Al ver que tardo intencionalmente Walter vuelve a la carga.
- ¡Andá ya Beto, no seas cagón!.
Lástima que Walter no siguió estudiando después de la secundaria, la Argentina se perdió un
psicólogo de primera.
Camino unos pasos en dirección al encuentro de Cecilia, ella viene con la cabeza baja,
bamboleando las trenzas y dando pasos como si estuviera saltando un elástico o jugando una rayuela
invisible. Indeciso, me doy vuelta, y veo que todos están a la expectativa de lo que va a pasar. Walter
no me saca la vista de encima.
- Dale, maricón.
La encuentro a mitad de cuadra en la vereda de enfrente de la plaza. Cecilia levanta la cabeza
y con sorpresa ve que estoy parado y esperándola a menos de tres metros. Dos pasos más y se
detiene, me mira con una mirada que me imagino agresiva, la plaza desaparece, los autos se paran en
seco en la Alvear, el diarero de la esquina calla súbitamente. Hasta dejan de flamear las cintitas de
colores que cuelgan a modo de bandera de unas antenitas laterales y de los espejos retrovisores de
la trompa del 181 parado en la esquina. Me agarra un ataque fulminante de tartamudeo:
- Ce... Ce... e... e...
Cecilia me sigue mirando, pensará qué le pasa al tarado éste.
- Eeee... querés.... eeee....
Es inútil, no me sale nada. Como enojada y sin esperar ni un segundo más, me pasa por al
lado y continúa la marcha. Ni se da vuelta cuando dobla la esquina, que era lo mínimo de esperarse.
Qué papelón, qué estruendoso fracaso.
Vuelvo con los chicos a la plaza pensando qué inventar para salir lo más limpio posible de
esta tremenda situación.
- ¿Y, qué te dijo?
Enseguida pregunta Walter antes de que pueda llegar a las hamacas. "Que no", miento.
Por lo menos me hubiera dicho que no, pero qué iba a decir si al final no le pregunté nada.

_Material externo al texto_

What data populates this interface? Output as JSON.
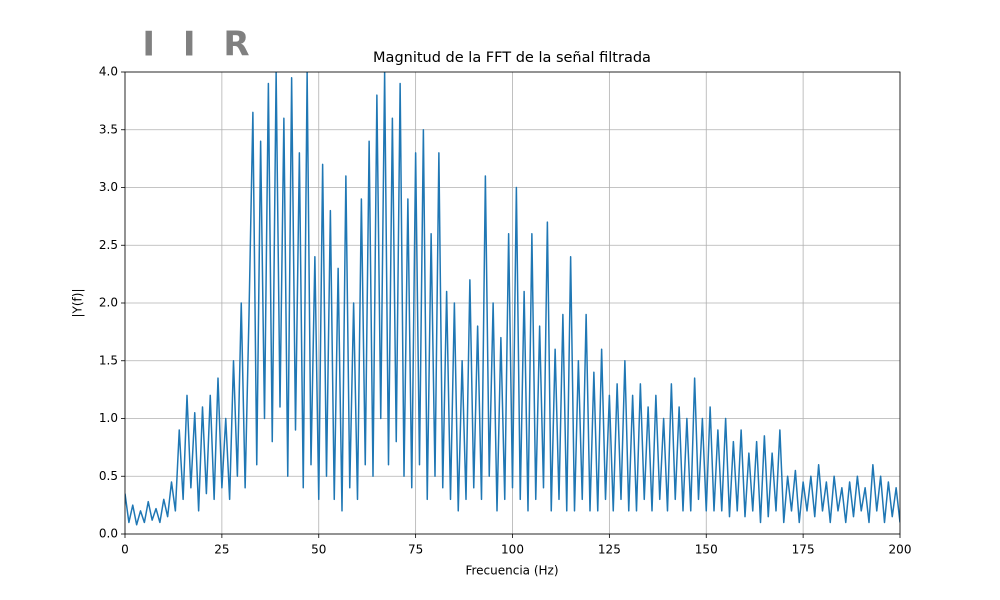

Después de un amargo rato más de peloteo, vuelvo vencido a la calidez segura de mi casa,
a mis revistas de Batman y Superman, mi mamá que me pregunta dónde anduve, que otra vez estoy
transpirado y tan sucio de tierra que doy asco, y mi abuela que me mira de reojo y no dice nada. En
la cocina marchan los churrascos con papas fritas, mi viejo sigue silbando en el galpón del fondo, mi
perro Casimiro echado en el comedor y yo, que me voy a la pieza a ver si encuentro alguna respuesta
a mi desdicha entre las aventuras de mis superhéroes, a ver cómo hace Clark Kent para deslumbrar
y conquistar a Luisa Lane, pero él tampoco puede.